Exploring What Why and How: A Multifaceted Benchmark for Causation Understanding of Video Anomaly
Hang Du, Guoshun Nan, Jiawen Qian, Wangchenhui Wu, Wendi Deng, Hanqing Mu, Zhenyan Chen, Pengxuan Mao, Xiaofeng Tao, Jun Liu
TL;DR
This paper introduces ECVA, the first large-scale benchmark focused on causation understanding in video anomalies, addressing What happened, Why it happened, and How severe it was. It provides long real-world videos with rich What/Why/How annotations and introduces AnomShield, a prompt-based baseline, and AnomEval, a causation-oriented evaluation metric. Experimental results show AnomShield achieving competitive results on causal tasks and AnomEval aligning closely with human judgments, highlighting the need for causation-aware evaluation. The work enables development of causation-aware video-language models for real-world applications in surveillance, safety, and automated monitoring of complex environments.
Abstract
Recent advancements in video anomaly understanding (VAU) have opened the door to groundbreaking applications in various fields, such as traffic monitoring and industrial automation. While the current benchmarks in VAU predominantly emphasize the detection and localization of anomalies.

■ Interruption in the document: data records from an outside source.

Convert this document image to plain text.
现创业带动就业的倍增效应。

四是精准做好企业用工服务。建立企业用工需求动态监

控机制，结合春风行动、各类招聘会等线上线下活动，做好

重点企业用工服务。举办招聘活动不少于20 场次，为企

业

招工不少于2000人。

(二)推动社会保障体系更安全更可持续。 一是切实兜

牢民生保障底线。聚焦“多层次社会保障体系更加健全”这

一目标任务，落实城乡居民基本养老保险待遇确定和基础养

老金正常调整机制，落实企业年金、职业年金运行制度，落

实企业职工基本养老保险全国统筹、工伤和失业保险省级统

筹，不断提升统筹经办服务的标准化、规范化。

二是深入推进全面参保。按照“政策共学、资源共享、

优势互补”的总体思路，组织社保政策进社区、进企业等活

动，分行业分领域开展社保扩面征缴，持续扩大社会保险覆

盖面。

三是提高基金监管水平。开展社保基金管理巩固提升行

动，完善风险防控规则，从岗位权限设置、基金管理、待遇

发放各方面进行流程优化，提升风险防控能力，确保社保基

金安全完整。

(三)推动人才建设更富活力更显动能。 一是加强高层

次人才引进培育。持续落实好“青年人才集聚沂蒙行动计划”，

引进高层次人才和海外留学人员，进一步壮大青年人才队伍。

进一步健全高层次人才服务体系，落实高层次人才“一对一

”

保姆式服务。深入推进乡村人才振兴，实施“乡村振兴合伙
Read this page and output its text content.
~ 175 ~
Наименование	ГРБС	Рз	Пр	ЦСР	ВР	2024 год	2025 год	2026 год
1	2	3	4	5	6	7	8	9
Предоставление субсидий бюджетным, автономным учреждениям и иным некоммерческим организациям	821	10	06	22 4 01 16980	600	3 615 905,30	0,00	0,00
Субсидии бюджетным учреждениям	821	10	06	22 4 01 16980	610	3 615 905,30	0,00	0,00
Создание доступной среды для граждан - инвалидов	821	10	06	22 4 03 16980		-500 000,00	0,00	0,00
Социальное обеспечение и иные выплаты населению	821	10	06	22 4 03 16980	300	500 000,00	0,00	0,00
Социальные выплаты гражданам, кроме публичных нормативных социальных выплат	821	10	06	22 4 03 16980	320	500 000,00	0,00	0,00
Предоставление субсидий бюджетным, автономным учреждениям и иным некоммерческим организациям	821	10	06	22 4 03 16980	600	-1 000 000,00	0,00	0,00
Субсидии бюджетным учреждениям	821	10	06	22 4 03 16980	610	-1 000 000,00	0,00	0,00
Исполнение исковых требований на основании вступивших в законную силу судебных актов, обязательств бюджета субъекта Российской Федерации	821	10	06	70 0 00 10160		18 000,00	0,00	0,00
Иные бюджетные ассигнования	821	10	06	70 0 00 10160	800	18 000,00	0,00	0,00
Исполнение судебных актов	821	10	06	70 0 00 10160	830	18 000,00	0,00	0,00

Here, we endeavor to delve deeper into the practical aspects of VAU by addressing the essential questions: "what anomaly occurred?", "why did it happen?", and "how severe is this abnormal event?". In pursuit of these answers, we introduce a comprehensive benchmark for Exploring the Causation of Video Anomalies (ECVA). Our benchmark is meticulously designed, with each video accompanied by detailed human annotations. Specifically, each instance of our ECVA involves three sets of human annotations to indicate "what", "why" and "how" of an anomaly, including 1) anomaly type, start and end times, and event descriptions, 2) natural language explanations for the cause of an anomaly, and 3) free text reflecting the effect of the abnormality. Building upon this foundation, we propose a novel prompt-based methodology that serves as a baseline for tackling the intricate challenges posed by ECVA. We utilize "hard prompt" to guide the model to focus on the critical parts related to video anomaly segments, and "soft prompt" to establish temporal and spatial relationships within these anomaly segments. Furthermore, we propose AnomEval, a specialized evaluation metric crafted to align closely with human judgment criteria for ECVA. This metric leverages the unique features of the ECVA dataset to provide a more comprehensive and reliable assessment of various video large language models. We demonstrate the efficacy of our approach through rigorous experimental analysis and delineate possible avenues for further investigation into the comprehension of video anomaly causation.